Getting accepted into a Division I baseball program along with being accepted into an Ivy League college is a prestigious and a rare feat since most Ivy League schools have less than a  10 percent acceptance rate. To achieve this, Krewson had to learn to balance sports and academics.

“It is difficult [to find a balance]. I’ll be in school until right around 1 p.m. and then right after that, I’ll hit [baseballs] and then I’ll work out. I do this every single day. So I don’t get home until 8 p.m. every day [and] then I do my homework,” Krewson said. “There’s not a lot of room for social life. You make a lot of sacrifices. It’s the sacrifices that get you to the next level.”

Majoring in Computer Science and minoring in Business, Krewson has set two career path choices for himself: a software development career and a professional baseball player. He plans to play baseball with the goal of continuing as long as he can.
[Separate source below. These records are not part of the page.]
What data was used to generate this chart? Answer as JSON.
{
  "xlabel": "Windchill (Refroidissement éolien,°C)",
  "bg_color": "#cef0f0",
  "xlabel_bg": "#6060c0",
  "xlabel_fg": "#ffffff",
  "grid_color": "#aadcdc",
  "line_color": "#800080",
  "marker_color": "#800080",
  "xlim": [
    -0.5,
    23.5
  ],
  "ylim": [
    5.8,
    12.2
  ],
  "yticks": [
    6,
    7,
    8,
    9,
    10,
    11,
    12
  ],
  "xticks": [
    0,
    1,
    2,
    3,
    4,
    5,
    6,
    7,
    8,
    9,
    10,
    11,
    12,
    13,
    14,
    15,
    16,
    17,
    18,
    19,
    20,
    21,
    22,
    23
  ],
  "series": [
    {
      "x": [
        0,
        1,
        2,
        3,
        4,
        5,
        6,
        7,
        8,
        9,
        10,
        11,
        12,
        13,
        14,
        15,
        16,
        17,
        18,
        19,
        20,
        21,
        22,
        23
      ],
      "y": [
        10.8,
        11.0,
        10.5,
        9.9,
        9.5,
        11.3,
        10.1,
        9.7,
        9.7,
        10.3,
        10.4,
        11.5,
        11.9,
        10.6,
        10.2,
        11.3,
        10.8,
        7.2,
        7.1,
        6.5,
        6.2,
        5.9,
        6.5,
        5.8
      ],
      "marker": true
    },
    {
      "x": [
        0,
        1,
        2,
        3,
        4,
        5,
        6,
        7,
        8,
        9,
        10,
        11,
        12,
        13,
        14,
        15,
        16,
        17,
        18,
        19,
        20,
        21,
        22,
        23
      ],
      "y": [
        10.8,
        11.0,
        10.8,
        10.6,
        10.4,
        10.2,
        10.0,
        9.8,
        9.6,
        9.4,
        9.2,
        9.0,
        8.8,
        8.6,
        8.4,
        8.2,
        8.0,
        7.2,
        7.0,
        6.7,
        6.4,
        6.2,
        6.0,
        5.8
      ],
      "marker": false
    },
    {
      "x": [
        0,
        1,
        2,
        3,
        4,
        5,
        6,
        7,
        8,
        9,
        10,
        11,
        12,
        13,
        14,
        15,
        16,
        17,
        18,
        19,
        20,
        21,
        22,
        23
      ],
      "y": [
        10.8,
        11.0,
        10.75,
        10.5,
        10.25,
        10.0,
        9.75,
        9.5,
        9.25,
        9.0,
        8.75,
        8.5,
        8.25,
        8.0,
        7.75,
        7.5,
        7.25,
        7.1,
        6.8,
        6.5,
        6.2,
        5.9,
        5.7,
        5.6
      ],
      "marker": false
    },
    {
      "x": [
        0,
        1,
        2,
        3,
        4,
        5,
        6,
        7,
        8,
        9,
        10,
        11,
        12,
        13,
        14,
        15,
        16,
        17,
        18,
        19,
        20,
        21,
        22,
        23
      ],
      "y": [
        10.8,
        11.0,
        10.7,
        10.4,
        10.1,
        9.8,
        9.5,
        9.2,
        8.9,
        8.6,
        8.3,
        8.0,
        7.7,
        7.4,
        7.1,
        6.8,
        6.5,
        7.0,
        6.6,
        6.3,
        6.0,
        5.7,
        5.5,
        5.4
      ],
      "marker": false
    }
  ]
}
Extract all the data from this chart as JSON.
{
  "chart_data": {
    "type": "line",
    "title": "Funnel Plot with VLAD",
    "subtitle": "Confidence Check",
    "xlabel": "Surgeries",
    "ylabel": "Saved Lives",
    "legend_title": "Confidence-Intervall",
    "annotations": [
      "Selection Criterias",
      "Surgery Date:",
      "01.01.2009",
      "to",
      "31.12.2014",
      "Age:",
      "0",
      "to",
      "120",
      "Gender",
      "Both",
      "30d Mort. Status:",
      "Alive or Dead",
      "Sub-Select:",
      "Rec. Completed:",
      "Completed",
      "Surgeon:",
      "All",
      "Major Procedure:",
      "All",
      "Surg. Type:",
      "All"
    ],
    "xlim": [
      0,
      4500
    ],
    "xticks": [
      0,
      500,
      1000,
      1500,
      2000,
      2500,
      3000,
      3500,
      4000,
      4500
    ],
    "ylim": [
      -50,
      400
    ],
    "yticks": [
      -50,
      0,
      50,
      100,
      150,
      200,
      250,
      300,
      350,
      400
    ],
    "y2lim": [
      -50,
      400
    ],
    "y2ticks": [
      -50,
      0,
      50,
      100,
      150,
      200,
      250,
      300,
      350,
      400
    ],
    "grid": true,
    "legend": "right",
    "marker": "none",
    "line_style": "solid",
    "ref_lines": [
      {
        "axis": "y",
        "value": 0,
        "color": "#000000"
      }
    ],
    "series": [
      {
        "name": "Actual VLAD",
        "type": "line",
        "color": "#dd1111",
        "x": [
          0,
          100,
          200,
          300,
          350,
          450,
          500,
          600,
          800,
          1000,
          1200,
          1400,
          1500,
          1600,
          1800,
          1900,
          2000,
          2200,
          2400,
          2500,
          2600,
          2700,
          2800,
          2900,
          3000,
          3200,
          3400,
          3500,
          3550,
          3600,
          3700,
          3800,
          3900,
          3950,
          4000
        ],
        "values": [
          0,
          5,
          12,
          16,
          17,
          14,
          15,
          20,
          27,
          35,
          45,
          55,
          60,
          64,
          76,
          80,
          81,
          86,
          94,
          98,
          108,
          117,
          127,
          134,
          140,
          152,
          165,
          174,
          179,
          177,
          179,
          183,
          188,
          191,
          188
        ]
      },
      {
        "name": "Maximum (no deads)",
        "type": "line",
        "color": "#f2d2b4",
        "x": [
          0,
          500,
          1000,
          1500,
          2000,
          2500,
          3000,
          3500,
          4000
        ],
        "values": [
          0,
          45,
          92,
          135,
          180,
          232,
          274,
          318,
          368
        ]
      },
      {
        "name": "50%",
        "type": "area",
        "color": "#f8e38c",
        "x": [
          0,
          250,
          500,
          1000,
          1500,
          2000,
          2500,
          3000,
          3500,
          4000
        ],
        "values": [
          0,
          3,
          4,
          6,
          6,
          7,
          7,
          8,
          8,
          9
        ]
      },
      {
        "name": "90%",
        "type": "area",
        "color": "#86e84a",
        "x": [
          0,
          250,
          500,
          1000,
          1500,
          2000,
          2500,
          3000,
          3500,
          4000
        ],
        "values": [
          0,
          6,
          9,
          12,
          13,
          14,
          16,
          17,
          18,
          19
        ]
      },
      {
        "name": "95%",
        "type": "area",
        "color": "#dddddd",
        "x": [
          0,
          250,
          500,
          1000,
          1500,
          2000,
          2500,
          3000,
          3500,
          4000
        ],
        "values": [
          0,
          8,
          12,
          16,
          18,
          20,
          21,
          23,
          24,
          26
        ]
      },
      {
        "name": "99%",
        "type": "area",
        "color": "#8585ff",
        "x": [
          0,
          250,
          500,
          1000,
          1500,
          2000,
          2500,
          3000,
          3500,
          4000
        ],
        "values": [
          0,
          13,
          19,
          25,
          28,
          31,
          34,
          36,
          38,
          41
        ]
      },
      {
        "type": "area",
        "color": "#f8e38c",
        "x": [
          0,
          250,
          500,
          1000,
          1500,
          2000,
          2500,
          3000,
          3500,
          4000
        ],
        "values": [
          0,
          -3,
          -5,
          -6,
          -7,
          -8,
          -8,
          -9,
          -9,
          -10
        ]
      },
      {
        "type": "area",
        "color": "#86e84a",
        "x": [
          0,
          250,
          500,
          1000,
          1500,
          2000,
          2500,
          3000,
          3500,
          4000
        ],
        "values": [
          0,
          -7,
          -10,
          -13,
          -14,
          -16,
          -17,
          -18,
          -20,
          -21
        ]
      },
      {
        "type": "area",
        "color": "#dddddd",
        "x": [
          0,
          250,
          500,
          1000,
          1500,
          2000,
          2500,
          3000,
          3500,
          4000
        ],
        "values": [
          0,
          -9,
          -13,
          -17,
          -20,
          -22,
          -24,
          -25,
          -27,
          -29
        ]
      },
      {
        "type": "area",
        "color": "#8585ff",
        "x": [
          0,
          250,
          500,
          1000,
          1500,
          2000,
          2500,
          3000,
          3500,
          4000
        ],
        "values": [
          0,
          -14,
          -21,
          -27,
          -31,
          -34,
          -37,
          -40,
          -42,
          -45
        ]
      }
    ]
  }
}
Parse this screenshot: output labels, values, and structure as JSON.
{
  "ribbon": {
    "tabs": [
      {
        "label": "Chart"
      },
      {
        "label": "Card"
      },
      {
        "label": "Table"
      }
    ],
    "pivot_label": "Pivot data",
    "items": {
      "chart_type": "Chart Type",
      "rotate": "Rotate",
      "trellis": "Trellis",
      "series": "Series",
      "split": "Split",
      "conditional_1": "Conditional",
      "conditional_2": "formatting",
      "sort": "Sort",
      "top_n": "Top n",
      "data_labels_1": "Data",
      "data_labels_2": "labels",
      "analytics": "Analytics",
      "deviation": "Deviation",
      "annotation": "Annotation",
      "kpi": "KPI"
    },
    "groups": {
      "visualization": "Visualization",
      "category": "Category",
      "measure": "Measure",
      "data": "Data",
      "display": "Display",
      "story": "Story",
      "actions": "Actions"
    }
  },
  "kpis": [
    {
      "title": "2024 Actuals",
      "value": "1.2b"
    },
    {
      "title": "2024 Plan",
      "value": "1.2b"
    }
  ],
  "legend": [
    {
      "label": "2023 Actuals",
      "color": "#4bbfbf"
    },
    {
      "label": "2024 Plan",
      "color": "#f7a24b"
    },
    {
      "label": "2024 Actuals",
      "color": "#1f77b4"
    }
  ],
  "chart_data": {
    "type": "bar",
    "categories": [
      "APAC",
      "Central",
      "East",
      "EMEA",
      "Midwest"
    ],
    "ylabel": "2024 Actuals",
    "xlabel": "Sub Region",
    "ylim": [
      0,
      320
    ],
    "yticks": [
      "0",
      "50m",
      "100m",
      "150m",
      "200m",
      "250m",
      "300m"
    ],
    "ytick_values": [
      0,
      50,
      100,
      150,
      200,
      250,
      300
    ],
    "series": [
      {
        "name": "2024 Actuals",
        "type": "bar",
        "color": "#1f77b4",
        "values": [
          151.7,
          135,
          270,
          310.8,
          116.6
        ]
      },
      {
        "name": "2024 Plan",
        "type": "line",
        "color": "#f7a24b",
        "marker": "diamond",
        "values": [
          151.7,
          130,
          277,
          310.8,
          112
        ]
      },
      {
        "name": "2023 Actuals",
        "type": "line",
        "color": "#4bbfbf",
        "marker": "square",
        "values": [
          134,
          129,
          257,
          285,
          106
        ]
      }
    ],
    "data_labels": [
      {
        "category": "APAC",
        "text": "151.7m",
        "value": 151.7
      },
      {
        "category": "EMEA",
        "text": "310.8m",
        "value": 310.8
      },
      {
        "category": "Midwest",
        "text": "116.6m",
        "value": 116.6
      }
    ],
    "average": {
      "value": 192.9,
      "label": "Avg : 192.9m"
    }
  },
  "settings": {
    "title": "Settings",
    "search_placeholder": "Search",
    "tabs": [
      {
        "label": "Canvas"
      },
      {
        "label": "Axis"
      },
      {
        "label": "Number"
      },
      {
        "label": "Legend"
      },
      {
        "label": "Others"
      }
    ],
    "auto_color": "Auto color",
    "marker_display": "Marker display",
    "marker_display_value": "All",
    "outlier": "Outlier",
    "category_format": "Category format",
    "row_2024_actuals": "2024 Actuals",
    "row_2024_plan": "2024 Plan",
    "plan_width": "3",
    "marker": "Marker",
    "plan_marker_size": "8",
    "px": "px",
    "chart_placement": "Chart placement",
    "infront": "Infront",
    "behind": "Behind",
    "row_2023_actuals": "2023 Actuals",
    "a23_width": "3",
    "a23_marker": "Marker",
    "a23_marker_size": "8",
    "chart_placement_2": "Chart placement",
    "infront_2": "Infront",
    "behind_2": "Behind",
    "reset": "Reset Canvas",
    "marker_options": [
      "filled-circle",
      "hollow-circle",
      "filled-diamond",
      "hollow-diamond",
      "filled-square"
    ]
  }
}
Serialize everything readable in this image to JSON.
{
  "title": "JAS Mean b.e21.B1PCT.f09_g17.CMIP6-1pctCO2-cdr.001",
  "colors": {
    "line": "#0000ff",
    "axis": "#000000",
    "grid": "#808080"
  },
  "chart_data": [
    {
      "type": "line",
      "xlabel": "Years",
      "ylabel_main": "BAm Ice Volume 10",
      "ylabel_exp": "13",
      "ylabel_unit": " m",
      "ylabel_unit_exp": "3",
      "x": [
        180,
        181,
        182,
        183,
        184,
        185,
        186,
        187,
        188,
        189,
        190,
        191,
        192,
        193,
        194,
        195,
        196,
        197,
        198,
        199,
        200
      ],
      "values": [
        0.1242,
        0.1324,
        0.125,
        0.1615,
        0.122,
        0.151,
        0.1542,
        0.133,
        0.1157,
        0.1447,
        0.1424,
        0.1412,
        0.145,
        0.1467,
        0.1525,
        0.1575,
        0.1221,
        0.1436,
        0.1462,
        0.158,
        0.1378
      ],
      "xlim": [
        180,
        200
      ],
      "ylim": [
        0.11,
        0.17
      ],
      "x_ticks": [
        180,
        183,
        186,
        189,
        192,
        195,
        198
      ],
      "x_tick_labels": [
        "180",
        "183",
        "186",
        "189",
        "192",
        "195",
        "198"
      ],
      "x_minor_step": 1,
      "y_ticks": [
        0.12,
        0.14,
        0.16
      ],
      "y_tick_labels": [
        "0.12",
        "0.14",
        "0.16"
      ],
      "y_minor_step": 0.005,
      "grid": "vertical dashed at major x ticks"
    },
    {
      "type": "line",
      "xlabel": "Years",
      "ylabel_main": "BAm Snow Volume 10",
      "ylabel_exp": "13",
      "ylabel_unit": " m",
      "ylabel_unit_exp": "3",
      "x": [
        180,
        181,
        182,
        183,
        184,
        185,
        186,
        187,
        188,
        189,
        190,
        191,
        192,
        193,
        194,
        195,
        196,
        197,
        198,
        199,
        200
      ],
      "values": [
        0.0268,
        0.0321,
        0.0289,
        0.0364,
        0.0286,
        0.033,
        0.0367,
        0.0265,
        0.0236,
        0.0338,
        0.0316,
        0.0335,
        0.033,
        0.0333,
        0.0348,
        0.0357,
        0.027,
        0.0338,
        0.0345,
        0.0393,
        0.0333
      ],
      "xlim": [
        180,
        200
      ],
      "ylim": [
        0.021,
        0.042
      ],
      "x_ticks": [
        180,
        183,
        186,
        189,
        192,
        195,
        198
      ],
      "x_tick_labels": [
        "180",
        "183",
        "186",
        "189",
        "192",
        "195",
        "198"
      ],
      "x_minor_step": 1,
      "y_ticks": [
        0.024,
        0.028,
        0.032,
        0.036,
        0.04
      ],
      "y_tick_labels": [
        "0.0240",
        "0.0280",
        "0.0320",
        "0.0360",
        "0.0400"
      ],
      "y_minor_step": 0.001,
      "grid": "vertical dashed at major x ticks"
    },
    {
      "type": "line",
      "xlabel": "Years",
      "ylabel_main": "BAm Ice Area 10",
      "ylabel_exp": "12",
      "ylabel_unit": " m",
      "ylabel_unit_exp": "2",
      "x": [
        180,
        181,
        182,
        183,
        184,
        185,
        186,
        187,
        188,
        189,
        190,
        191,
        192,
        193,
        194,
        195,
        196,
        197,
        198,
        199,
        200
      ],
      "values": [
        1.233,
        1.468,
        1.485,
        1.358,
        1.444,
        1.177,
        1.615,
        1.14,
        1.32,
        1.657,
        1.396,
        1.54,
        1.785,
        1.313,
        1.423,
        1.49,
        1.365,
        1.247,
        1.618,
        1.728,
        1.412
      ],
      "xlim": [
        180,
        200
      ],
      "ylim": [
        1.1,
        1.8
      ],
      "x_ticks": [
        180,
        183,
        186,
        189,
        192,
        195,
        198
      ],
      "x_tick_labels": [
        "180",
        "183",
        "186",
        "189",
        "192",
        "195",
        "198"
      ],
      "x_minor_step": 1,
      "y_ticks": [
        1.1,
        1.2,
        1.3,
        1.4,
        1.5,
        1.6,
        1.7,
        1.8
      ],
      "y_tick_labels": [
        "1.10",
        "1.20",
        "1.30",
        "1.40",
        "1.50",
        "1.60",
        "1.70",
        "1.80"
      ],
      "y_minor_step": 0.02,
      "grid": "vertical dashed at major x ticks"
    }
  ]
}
“[My future] depends on how I do in college. If I get drafted [to play professional baseball], I would love to play. But if I don’t see [my baseball career] going anywhere, I feel like having a Dartmouth education would be great. So either way, there is a win-win.”

Krewson, who is now a Dartmouth commit, would like to encourage his fellow students to continue to work hard.

“Don’t ever stop working. And if you think you’re working enough to get [somewhere], you probably are not. If you find a hardship, or you feel like you’ve hit a brick wall, find a way to adapt and work around it,” Krewson said.